A bright neon sign cheerily informed the world that this store was called “Alice’s.” I harboured some serious doubts as to the Alice content of this store. If this place was not connected to the shadowy tendrils of the company that owned this neighbourhood I would eat my favoured hoodie.

The brickwork around it was slowly crumbling away, whole sections of nice red brick replaced by grey plasticrete.

The lights inside were dimmed, an empty store in the middle of the night was truly a rarity in this age. ‘Nighttime is when the city comes alive’ was the go-to marketeering cope phrase to give an explanation of why nobody wanted to live on this planet during daytime. One that was not it’s too hot to exist during the day,’ not that the night was really all that better. I would be sweating under my hoodie if it was not for it being made entirely out of highly-conducting carbon filaments. At night, without the sun to beam heat directly into it the thing cooled me down. Hence: favoured hoodie.

I put my hand on the digital lock.

There was- How do you describe a feeling that doesn’t really exist? I could say a buzzing under my skin, but that didn’t fit at all. It was the closest though.

What I felt could best be described as the feeling of potential. Not some physical thing and barely even a mental thing. Just raw potential writing under my skin, always begging to be let free.

It had been my curse, the thing that had ruined my life. And now it was the only thing keeping me alive.

I loosened my grip.

The digital readout glitched, and throughout the store I knew every camera would be faring the same fate as their feeds stopped making sense. Junk data crammed itself inside as transistors fired at random. All the cameras would be showing now would be multicoloured static. There was a pattern to it. I knew that there was one but none of my attempts to decipher it had been very successful.

If I wanted to figure it out, I would need actual processing power: a computer. But good computers are not cheap, and that wasn’t even getting into their propensity to fall apart in proximity to me.

I tested the door in the hopes I'd managed to accidentally scramble it in a way that opens it.

No luck, I liked to imagine that all my luck was being stored in some vault. Ready to come and make up for twenty years of lost time.

I pulled away from the electronic lock, the display stopped glitching. The readout was still showing nonsense and would be until whatever poor chump who took the fall for this got saddled with fixing this thing.

It was an old model E-lock, faded ‘Waterside Electronics’ label cinched that. I closed my eyes for a moment, trying to recall exactly where the circuits in charge of engaging and disengaging the lock would be. Chipped nails tapped on the number pad in an anxious staccato until I froze my finger.

I had it.

Right below the pad, bottom left side.

I don’t know how my ability worked.

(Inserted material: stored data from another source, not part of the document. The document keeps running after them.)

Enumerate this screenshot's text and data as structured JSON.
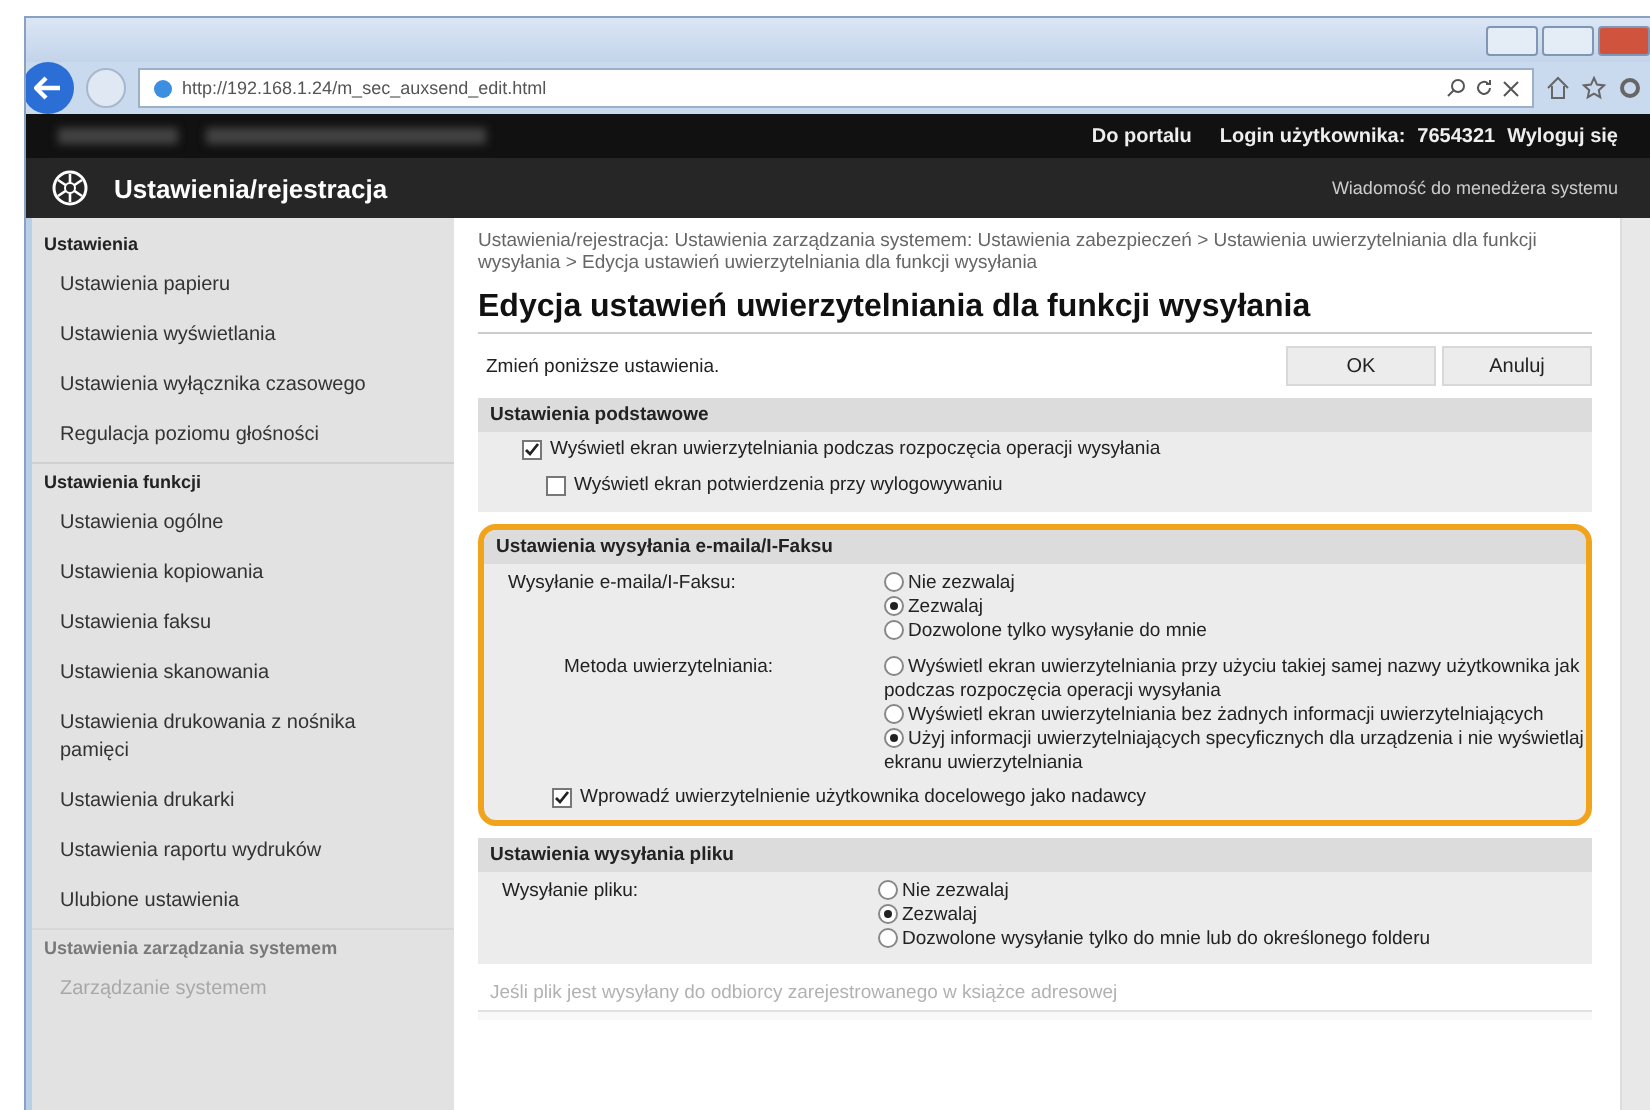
{
  "browser": {
    "url": "http://192.168.1.24/m_sec_auxsend_edit.html"
  },
  "top_bar": {
    "portal_link": "Do portalu",
    "login_label": "Login użytkownika:",
    "login_value": "7654321",
    "logout_link": "Wyloguj się"
  },
  "header": {
    "title": "Ustawienia/rejestracja",
    "message_link": "Wiadomość do menedżera systemu"
  },
  "sidebar": {
    "sections": [
      {
        "title": "Ustawienia",
        "items": [
          "Ustawienia papieru",
          "Ustawienia wyświetlania",
          "Ustawienia wyłącznika czasowego",
          "Regulacja poziomu głośności"
        ]
      },
      {
        "title": "Ustawienia funkcji",
        "items": [
          "Ustawienia ogólne",
          "Ustawienia kopiowania",
          "Ustawienia faksu",
          "Ustawienia skanowania",
          "Ustawienia drukowania z nośnika pamięci",
          "Ustawienia drukarki",
          "Ustawienia raportu wydruków",
          "Ulubione ustawienia"
        ]
      },
      {
        "title": "Ustawienia zarządzania systemem",
        "items": [
          "Zarządzanie systemem"
        ]
      }
    ]
  },
  "breadcrumb": "Ustawienia/rejestracja: Ustawienia zarządzania systemem: Ustawienia zabezpieczeń > Ustawienia uwierzytelniania dla funkcji wysyłania > Edycja ustawień uwierzytelniania dla funkcji wysyłania",
  "heading": "Edycja ustawień uwierzytelniania dla funkcji wysyłania",
  "instruction": "Zmień poniższe ustawienia.",
  "buttons": [
    "OK",
    "Anuluj"
  ],
  "sections": [
    {
      "title": "Ustawienia podstawowe",
      "highlighted": false,
      "disabled": false,
      "rows": [
        {
          "kind": "checkbox",
          "label": "Wyświetl ekran uwierzytelniania podczas rozpoczęcia operacji wysyłania",
          "checked": true,
          "children": [
            {
              "kind": "checkbox",
              "label": "Wyświetl ekran potwierdzenia przy wylogowywaniu",
              "checked": false
            }
          ]
        }
      ]
    },
    {
      "title": "Ustawienia wysyłania e-maila/I-Faksu",
      "highlighted": true,
      "disabled": false,
      "rows": [
        {
          "kind": "radio_group",
          "label": "Wysyłanie e-maila/I-Faksu:",
          "options": [
            {
              "label": "Nie zezwalaj",
              "selected": false
            },
            {
              "label": "Zezwalaj",
              "selected": true
            },
            {
              "label": "Dozwolone tylko wysyłanie do mnie",
              "selected": false
            }
          ],
          "children": [
            {
              "kind": "radio_group",
              "label": "Metoda uwierzytelniania:",
              "options": [
                {
                  "label": "Wyświetl ekran uwierzytelniania przy użyciu takiej samej nazwy użytkownika jak podczas rozpoczęcia operacji wysyłania",
                  "selected": false
                },
                {
                  "label": "Wyświetl ekran uwierzytelniania bez żadnych informacji uwierzytelniających",
                  "selected": false
                },
                {
                  "label": "Użyj informacji uwierzytelniających specyficznych dla urządzenia i nie wyświetlaj ekranu uwierzytelniania",
                  "selected": true
                }
              ]
            },
            {
              "kind": "checkbox",
              "label": "Wprowadź uwierzytelnienie użytkownika docelowego jako nadawcy",
              "checked": true
            }
          ]
        }
      ]
    },
    {
      "title": "Ustawienia wysyłania pliku",
      "highlighted": false,
      "disabled": false,
      "rows": [
        {
          "kind": "radio_group",
          "label": "Wysyłanie pliku:",
          "options": [
            {
              "label": "Nie zezwalaj",
              "selected": false
            },
            {
              "label": "Zezwalaj",
              "selected": true
            },
            {
              "label": "Dozwolone wysyłanie tylko do mnie lub do określonego folderu",
              "selected": false
            }
          ]
        }
      ]
    },
    {
      "title": "Jeśli plik jest wysyłany do odbiorcy zarejestrowanego w książce adresowej",
      "highlighted": false,
      "disabled": true
    }
  ]
}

It sounded silly, like some kind of superpower. All I could do was screw around with small electrical components. Transistors, resistors and capacitors too, if they were small enough. There was some logic to it I was sure, but I just did not have the time or resources to investigate it.

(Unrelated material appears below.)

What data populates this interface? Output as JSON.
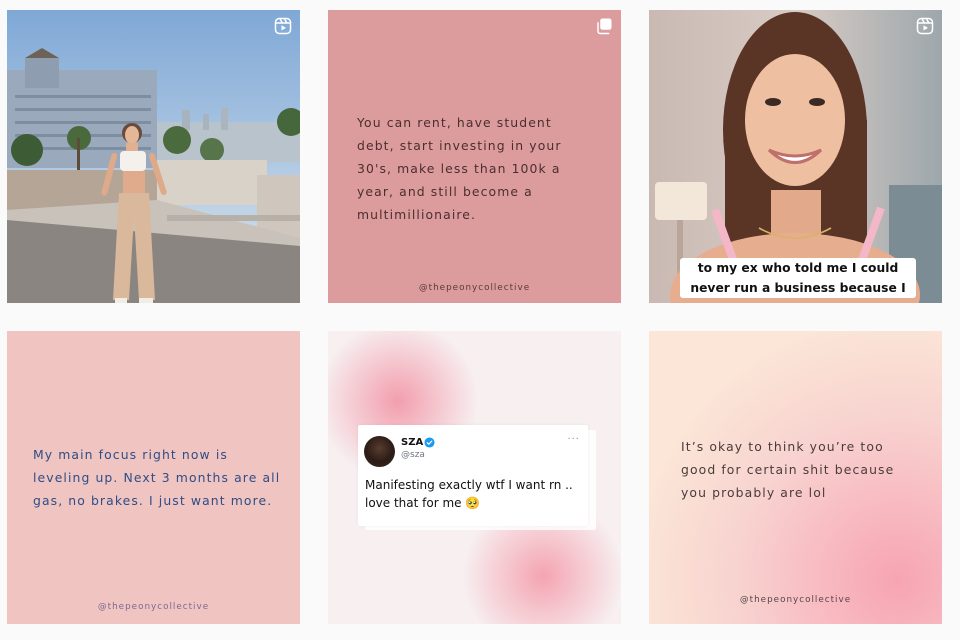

Because this power ruined my life.

There is not a lot of place in this world for people who cause technology to fail around them. I’d been cast out by my family like some kind of bad omen before I’d even been able to really remember them.

I ‘focused’ the feeling under the pad in the area I was sure controlled the locking mechanism. Pushing into the thing. There was no outward sign that I had done anything except for the brief sensation of relief. It was not pleasant keeping everything bottled up like that.

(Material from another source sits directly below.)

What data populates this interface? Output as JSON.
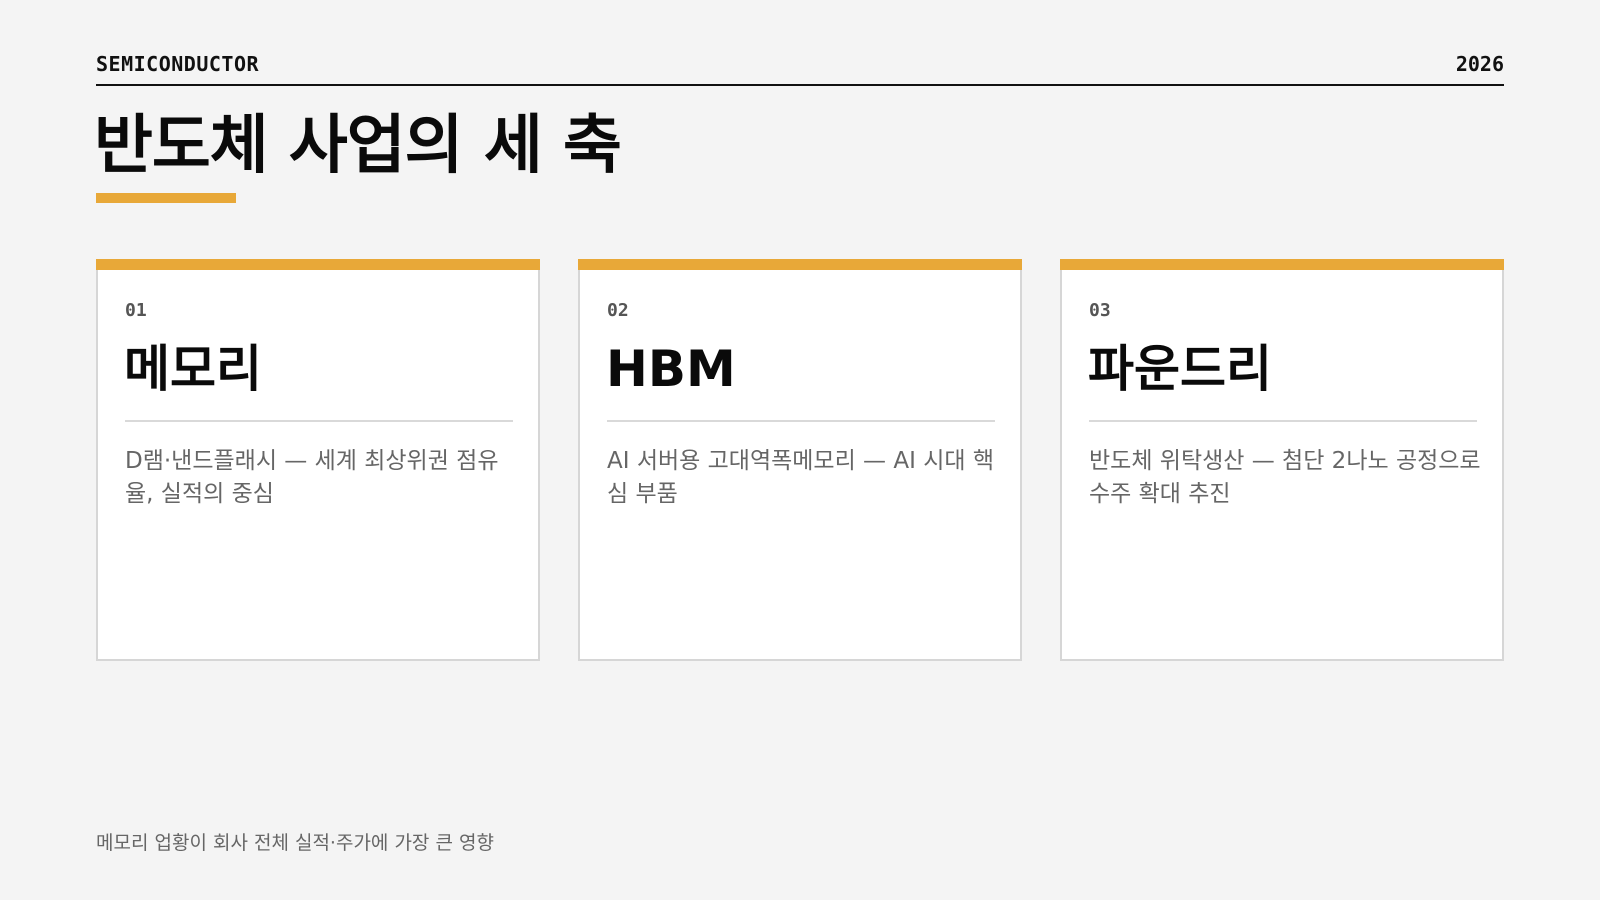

A few moments later there was a click and the lock disengaged. I yanked the door open before it changed its mind. How that worked was one of those things I have been trying to figure out for years. At least since I started using it for small robberies and jobs like this. I had the time to spend these days, it was just a matter of resources now. I could take larger jobs, higher risk, better rewards. But I was not fully convinced that it was worth it, I was surviving semi-comfortably and that was more than most could say.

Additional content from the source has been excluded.